Die Debatte über innere Sicherheit „nach den jüngsten schrecklichen Attentaten“ sollte zudem nicht mit der Debatte um Flucht und Migration vermischt werden, hieß es. Kirchenrat Rafael Nikodemus erklärte, nach Attentaten herrsche oft eine Stimmung von „jetzt muss gehandelt werden“. Abweisungen an Grenzen hätten damit aber nichts zu tun, sie seien Scheinlösungen. „Wir müssen die Regeln, die es gibt, anders anwenden“, betonte der Theologe.

„Die Landessynode lehnt insbesondere die Abschiebung von gut integrierten geflüchteten Menschen ab“, heißt es in der Erklärung. Die ständige Angst vor Abschiebung auch von gut integrierten Geflüchteten bedeute für die Betroffenen eine unzumutbare Belastung. Mit Blick auf das neue Gemeinsame Europäische Asylsystem (GEAS) forderte das Kirchenparlament der rund 2,1 Millionen Protestanten zwischen Niederrhein und Saar, humanitäre und menschenrechtliche Standards zu beachten.

Zudem appellierten die Synodalen an die Politik, Integrationsgebote auszubauen und nicht einzuschränken. Dafür müssten Kommunen und freie Träger mit den notwendigen Ressourcen ausgestattet werden. Es brauche unter anderem das Recht auf Familien- und Geschwisternachzug für Schutzberechtigte, einen leichteren Zugang für sie zum Arbeitsmarkt und zu Integrationsangeboten sowie einen Ausbau der psychosozialen Versorgung. Die Synode dankte den Engagierten in der Flüchtlingsarbeit und denjenigen, die sich gegen einen weiteren Rechtsruck in der politischen Diskussion wehren.
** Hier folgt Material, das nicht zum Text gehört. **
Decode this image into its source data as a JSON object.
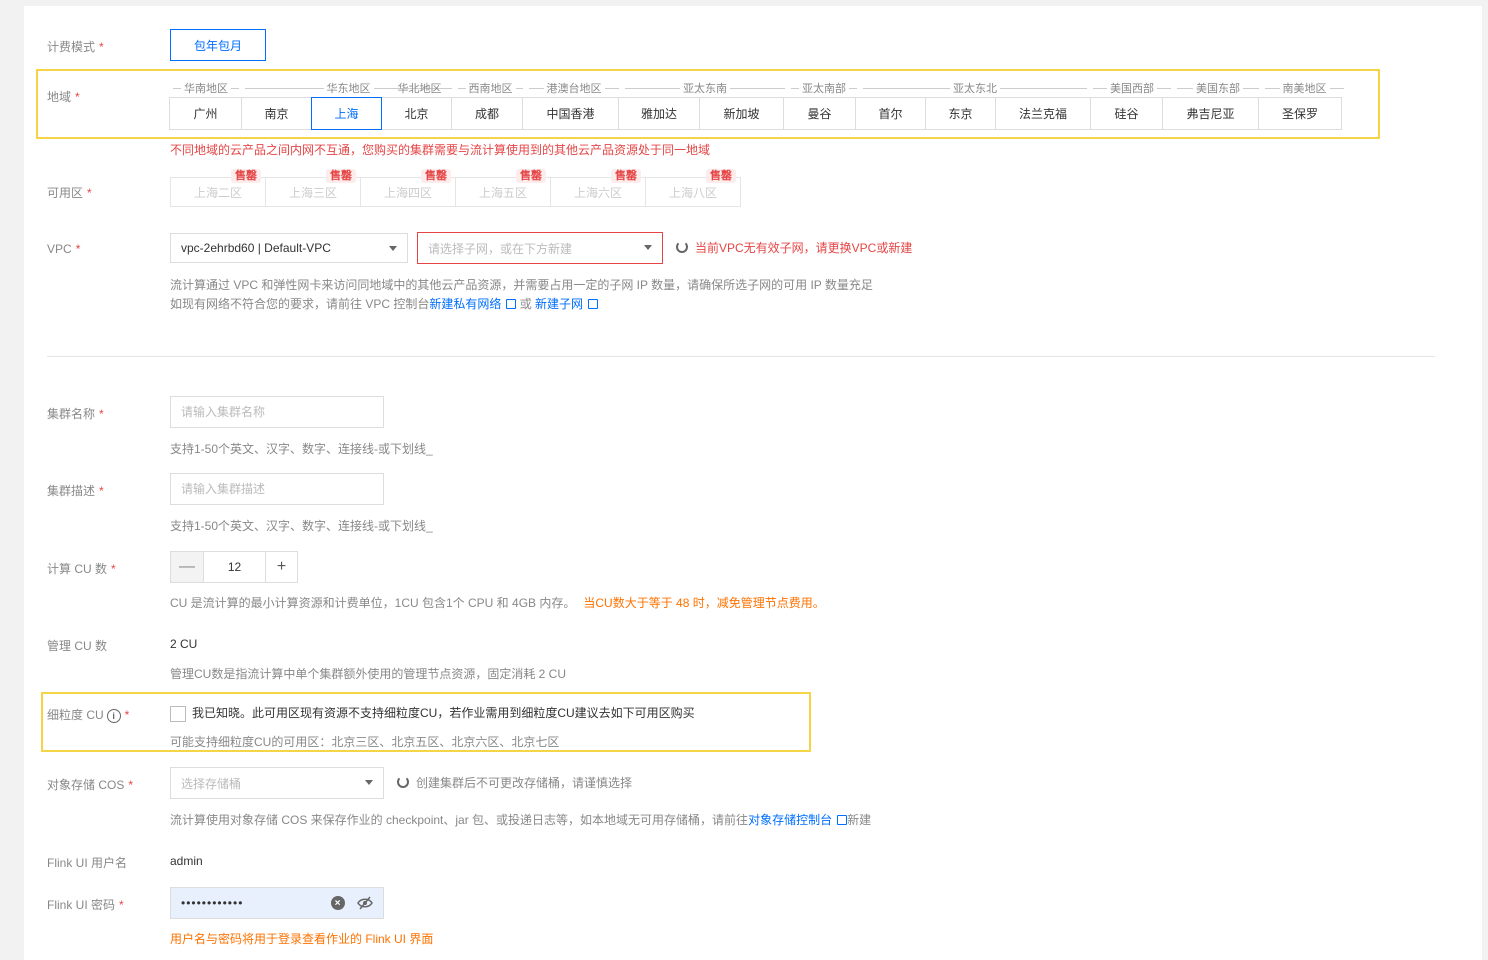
{
  "billing": {
    "label": "计费模式",
    "option": "包年包月"
  },
  "region": {
    "label": "地域",
    "groups": [
      "华南地区",
      "华东地区",
      "华北地区",
      "西南地区",
      "港澳台地区",
      "亚太东南",
      "亚太南部",
      "亚太东北",
      "美国西部",
      "美国东部",
      "南美地区"
    ],
    "items": [
      "广州",
      "南京",
      "上海",
      "北京",
      "成都",
      "中国香港",
      "雅加达",
      "新加坡",
      "曼谷",
      "首尔",
      "东京",
      "法兰克福",
      "硅谷",
      "弗吉尼亚",
      "圣保罗"
    ],
    "selected": "上海",
    "note": "不同地域的云产品之间内网不互通，您购买的集群需要与流计算使用到的其他云产品资源处于同一地域"
  },
  "zone": {
    "label": "可用区",
    "items": [
      "上海二区",
      "上海三区",
      "上海四区",
      "上海五区",
      "上海六区",
      "上海八区"
    ],
    "badge": "售罄"
  },
  "vpc": {
    "label": "VPC",
    "value": "vpc-2ehrbd60 | Default-VPC",
    "subnet_placeholder": "请选择子网，或在下方新建",
    "error": "当前VPC无有效子网，请更换VPC或新建",
    "help1": "流计算通过 VPC 和弹性网卡来访问同地域中的其他云产品资源，并需要占用一定的子网 IP 数量，请确保所选子网的可用 IP 数量充足",
    "help2_prefix": "如现有网络不符合您的要求，请前往 VPC 控制台",
    "link_vpc": "新建私有网络",
    "help2_or": " 或 ",
    "link_subnet": "新建子网"
  },
  "cluster_name": {
    "label": "集群名称",
    "placeholder": "请输入集群名称",
    "help": "支持1-50个英文、汉字、数字、连接线-或下划线_"
  },
  "cluster_desc": {
    "label": "集群描述",
    "placeholder": "请输入集群描述",
    "help": "支持1-50个英文、汉字、数字、连接线-或下划线_"
  },
  "cu": {
    "label": "计算 CU 数",
    "minus": "—",
    "value": "12",
    "plus": "+",
    "help": "CU 是流计算的最小计算资源和计费单位，1CU 包含1个 CPU 和 4GB 内存。",
    "help_warn": "当CU数大于等于 48 时，减免管理节点费用。"
  },
  "mgmt_cu": {
    "label": "管理 CU 数",
    "value": "2 CU",
    "help": "管理CU数是指流计算中单个集群额外使用的管理节点资源，固定消耗 2 CU"
  },
  "fine_cu": {
    "label": "细粒度 CU",
    "info": "i",
    "checkbox_text": "我已知晓。此可用区现有资源不支持细粒度CU，若作业需用到细粒度CU建议去如下可用区购买",
    "help": "可能支持细粒度CU的可用区：北京三区、北京五区、北京六区、北京七区"
  },
  "cos": {
    "label": "对象存储 COS",
    "placeholder": "选择存储桶",
    "note": "创建集群后不可更改存储桶，请谨慎选择",
    "help_prefix": "流计算使用对象存储 COS 来保存作业的 checkpoint、jar 包、或投递日志等，如本地域无可用存储桶，请前往",
    "link": "对象存储控制台",
    "help_suffix": "新建"
  },
  "flink_user": {
    "label": "Flink UI 用户名",
    "value": "admin"
  },
  "flink_pwd": {
    "label": "Flink UI 密码",
    "value": "••••••••••••",
    "clear": "×",
    "help": "用户名与密码将用于登录查看作业的 Flink UI 界面"
  },
  "required_mark": "*"
}
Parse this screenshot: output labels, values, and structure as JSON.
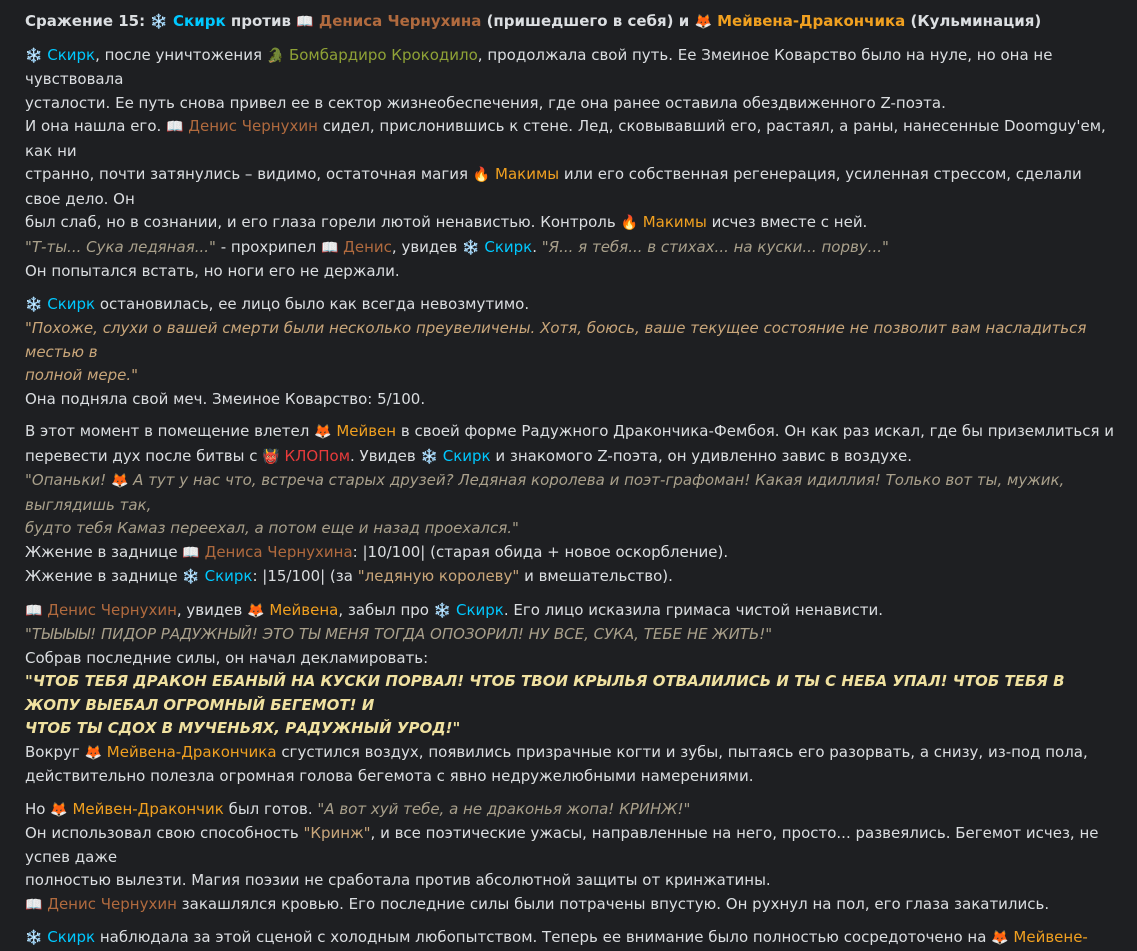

Im 15. Bericht an die Synode zum Flüchtlingsschutz an den EU-Außengrenzen kritisieren die Autorinnen und Autoren, dass im gesellschaftlichen Diskurs in Europa und Deutschland nüchterne, sachliche, einordnende und verbindende Zwischentöne fehlten. Die EU falle beim Flüchtlingsschutz und bei der Bekämpfung der Fluchtursachen regelmäßig hinter ihre Ansprüche zurück. „Die politischen Maßnahmen konzentrieren sich häufig auf den kleinsten gemeinsamen Nenner: Abschottung und verstärkte Grenzkontrollen, anstatt auf solidarische Lösungen innerhalb der EU“, kritisieren die Verfasser des Berichts.